The Reich Minister of Transport [Freiherr von Eltz-Rübenach] [ . . . ] proposed that 2.5 million reichsmarks be appropriated in the budget of the Ministry of Transport for 1933 as a first installment for the construction of a reservoir on the Malapane [River] near Turawa [in Upper Silesia].

The Reich Minister of Finance replied that it would be very difficult for the Reich Cabinet to decide at this time whether the approval of these funds would be justified from the point of view of the total budget.

[ . . . ]

The Reich Chancellor stated that in judging the request by the Minister of Transport, another decisive consideration had to be taken into account. Germany was now negotiating with foreign countries about her military equality of rights. The recognition of a theoretical equality of rights was sure to follow in the very near future. But Germany could not content herself with that. This theoretical recognition must be followed by practical equality of rights, i.e., by German rearmament. The world, especially France, was entirely prepared for German rearmament and regarded it as a matter of course. The next five years in Germany had to be devoted to rendering the German people capable of bearing arms once again [Wiederwehrhaftmachung]. Every publicly sponsored measure to create employment had to be considered from the point of view of whether it was necessary with respect to rendering the German people capable of bearing arms for military service. This had to be the dominant thought, always and everywhere.
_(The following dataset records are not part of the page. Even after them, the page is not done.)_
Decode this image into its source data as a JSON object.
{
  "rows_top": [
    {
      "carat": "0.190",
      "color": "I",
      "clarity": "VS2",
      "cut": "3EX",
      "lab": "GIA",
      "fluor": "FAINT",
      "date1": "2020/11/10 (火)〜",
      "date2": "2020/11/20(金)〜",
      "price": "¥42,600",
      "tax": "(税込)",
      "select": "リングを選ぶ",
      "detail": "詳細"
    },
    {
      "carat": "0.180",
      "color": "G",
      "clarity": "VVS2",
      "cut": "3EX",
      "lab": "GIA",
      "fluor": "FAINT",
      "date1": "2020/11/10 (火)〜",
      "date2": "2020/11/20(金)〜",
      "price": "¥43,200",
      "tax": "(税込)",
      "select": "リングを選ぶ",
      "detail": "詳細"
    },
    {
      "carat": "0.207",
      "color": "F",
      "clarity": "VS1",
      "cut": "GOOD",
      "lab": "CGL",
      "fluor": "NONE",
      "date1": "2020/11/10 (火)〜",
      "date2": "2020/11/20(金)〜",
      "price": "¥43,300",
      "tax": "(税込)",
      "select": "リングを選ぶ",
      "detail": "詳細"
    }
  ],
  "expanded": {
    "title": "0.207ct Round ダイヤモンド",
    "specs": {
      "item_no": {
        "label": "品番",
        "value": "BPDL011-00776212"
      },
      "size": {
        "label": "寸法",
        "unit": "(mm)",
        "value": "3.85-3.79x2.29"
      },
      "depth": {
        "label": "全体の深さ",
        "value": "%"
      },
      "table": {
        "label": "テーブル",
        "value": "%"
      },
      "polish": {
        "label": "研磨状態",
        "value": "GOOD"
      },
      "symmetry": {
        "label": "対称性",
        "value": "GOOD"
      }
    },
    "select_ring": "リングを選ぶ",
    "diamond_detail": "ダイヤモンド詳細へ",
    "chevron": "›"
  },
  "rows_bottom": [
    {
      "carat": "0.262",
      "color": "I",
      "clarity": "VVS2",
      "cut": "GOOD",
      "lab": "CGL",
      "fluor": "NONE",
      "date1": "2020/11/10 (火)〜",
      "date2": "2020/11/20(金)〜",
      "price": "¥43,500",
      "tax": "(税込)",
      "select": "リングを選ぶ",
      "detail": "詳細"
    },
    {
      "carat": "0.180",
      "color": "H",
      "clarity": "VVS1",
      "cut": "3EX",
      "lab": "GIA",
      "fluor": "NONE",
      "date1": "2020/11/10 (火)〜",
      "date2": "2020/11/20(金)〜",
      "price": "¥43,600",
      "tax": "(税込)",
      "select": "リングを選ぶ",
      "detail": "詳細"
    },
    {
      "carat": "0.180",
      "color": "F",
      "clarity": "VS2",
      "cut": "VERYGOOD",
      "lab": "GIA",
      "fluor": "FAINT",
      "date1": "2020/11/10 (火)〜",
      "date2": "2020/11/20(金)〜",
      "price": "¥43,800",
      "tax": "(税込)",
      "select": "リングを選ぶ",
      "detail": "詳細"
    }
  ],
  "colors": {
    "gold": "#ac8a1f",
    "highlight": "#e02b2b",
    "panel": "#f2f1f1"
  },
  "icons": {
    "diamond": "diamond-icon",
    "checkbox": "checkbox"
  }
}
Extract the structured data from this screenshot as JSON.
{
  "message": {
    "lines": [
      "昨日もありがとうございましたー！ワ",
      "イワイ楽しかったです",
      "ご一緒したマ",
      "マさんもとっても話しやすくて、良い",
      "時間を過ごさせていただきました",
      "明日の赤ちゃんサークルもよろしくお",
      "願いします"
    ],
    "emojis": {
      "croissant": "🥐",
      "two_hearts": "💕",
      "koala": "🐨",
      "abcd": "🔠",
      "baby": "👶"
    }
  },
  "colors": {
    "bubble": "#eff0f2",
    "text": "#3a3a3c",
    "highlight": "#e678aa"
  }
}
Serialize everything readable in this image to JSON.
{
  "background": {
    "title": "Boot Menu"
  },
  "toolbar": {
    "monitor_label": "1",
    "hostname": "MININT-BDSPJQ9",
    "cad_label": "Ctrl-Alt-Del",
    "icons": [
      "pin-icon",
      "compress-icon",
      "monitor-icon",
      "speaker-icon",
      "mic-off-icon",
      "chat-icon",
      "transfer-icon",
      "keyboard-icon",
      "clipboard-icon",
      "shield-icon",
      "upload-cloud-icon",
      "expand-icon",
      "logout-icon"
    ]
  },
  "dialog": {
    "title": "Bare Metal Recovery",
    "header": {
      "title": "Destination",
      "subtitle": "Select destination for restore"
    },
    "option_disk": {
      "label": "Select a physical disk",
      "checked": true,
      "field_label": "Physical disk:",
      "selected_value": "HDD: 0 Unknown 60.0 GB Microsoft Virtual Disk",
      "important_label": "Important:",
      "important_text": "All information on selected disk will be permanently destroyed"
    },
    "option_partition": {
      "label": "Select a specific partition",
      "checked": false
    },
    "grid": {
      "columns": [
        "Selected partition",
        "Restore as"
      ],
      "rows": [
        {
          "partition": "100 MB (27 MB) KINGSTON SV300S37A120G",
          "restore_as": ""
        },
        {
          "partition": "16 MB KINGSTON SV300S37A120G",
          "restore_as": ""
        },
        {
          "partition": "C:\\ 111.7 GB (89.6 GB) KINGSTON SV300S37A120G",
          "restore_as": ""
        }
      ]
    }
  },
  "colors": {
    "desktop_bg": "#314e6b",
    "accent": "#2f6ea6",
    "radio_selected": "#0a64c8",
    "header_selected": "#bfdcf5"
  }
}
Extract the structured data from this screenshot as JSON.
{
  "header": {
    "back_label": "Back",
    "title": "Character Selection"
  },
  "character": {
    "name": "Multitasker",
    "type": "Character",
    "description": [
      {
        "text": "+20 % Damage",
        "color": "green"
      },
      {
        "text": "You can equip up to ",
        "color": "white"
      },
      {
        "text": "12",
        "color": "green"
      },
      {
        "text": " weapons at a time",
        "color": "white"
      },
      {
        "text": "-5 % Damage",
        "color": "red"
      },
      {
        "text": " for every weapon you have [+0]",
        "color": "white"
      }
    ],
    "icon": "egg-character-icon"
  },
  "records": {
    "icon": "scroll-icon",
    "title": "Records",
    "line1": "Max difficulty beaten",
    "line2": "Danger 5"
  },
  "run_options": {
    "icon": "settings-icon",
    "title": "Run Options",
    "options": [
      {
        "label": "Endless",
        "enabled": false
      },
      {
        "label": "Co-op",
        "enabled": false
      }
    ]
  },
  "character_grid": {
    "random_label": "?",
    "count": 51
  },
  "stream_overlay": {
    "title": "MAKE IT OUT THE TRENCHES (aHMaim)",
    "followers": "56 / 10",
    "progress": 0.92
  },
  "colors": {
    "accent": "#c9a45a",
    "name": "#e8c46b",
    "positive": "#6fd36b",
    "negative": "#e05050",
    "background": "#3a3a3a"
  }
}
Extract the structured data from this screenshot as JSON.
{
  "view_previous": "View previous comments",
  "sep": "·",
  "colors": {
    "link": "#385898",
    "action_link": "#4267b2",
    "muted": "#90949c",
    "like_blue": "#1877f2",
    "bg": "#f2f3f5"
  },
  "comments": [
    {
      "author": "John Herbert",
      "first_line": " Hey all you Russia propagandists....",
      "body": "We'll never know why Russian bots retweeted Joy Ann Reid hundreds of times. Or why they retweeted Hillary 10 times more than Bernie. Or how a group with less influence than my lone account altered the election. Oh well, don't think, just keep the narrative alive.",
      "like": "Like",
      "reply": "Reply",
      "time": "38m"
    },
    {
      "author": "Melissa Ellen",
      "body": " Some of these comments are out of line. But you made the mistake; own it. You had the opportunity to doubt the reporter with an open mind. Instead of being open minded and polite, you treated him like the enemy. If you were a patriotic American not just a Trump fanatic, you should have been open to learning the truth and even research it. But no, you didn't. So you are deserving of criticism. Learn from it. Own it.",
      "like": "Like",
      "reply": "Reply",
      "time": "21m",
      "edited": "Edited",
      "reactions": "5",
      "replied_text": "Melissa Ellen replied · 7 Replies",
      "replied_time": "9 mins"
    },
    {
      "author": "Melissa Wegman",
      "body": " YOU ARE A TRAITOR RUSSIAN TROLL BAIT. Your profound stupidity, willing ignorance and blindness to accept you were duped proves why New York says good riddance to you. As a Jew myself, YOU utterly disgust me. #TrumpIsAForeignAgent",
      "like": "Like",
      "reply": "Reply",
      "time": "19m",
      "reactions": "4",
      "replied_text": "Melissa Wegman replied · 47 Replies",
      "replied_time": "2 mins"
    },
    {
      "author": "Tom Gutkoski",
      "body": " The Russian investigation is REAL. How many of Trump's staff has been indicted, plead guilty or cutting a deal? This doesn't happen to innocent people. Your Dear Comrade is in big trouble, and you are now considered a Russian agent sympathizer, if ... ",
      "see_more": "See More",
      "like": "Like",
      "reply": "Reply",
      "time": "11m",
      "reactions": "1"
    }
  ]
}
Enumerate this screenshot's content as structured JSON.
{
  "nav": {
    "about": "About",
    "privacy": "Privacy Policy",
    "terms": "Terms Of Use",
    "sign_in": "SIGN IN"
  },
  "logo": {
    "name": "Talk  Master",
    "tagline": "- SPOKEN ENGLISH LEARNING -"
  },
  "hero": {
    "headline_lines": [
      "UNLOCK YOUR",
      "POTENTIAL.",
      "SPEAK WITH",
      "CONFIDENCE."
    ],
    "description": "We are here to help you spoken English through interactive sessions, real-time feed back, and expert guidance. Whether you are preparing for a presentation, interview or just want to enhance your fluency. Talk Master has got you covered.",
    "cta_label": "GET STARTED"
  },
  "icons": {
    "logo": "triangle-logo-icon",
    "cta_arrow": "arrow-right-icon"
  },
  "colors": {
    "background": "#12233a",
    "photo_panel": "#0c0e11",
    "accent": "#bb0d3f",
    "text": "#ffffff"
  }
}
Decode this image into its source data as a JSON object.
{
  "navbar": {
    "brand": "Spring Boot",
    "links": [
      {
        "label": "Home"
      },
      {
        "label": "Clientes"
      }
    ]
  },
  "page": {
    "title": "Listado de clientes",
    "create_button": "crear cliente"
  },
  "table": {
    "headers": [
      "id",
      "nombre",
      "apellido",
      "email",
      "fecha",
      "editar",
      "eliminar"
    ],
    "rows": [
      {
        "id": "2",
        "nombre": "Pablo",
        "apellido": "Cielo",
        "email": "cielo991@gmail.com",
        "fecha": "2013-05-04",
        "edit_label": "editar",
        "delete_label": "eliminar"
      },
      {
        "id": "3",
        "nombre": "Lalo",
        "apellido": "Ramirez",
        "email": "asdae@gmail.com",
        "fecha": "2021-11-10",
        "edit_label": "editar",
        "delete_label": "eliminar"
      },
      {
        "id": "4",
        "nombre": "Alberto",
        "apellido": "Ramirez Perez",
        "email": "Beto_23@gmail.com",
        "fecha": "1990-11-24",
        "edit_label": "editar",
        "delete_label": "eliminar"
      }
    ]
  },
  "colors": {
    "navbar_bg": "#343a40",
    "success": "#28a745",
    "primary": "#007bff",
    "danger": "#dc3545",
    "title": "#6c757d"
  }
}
The Reich Minister of Labor supported these statements of the Reich Chancellor, but said that besides the purely military tasks there was also other economically valuable work that ought not to be neglected.

The Reich Minister of Transport pointed out that the development of German waterways was also a military necessity. In case of an emergency, the entire German traffic system had to be in order, and this included the operation of the waterways.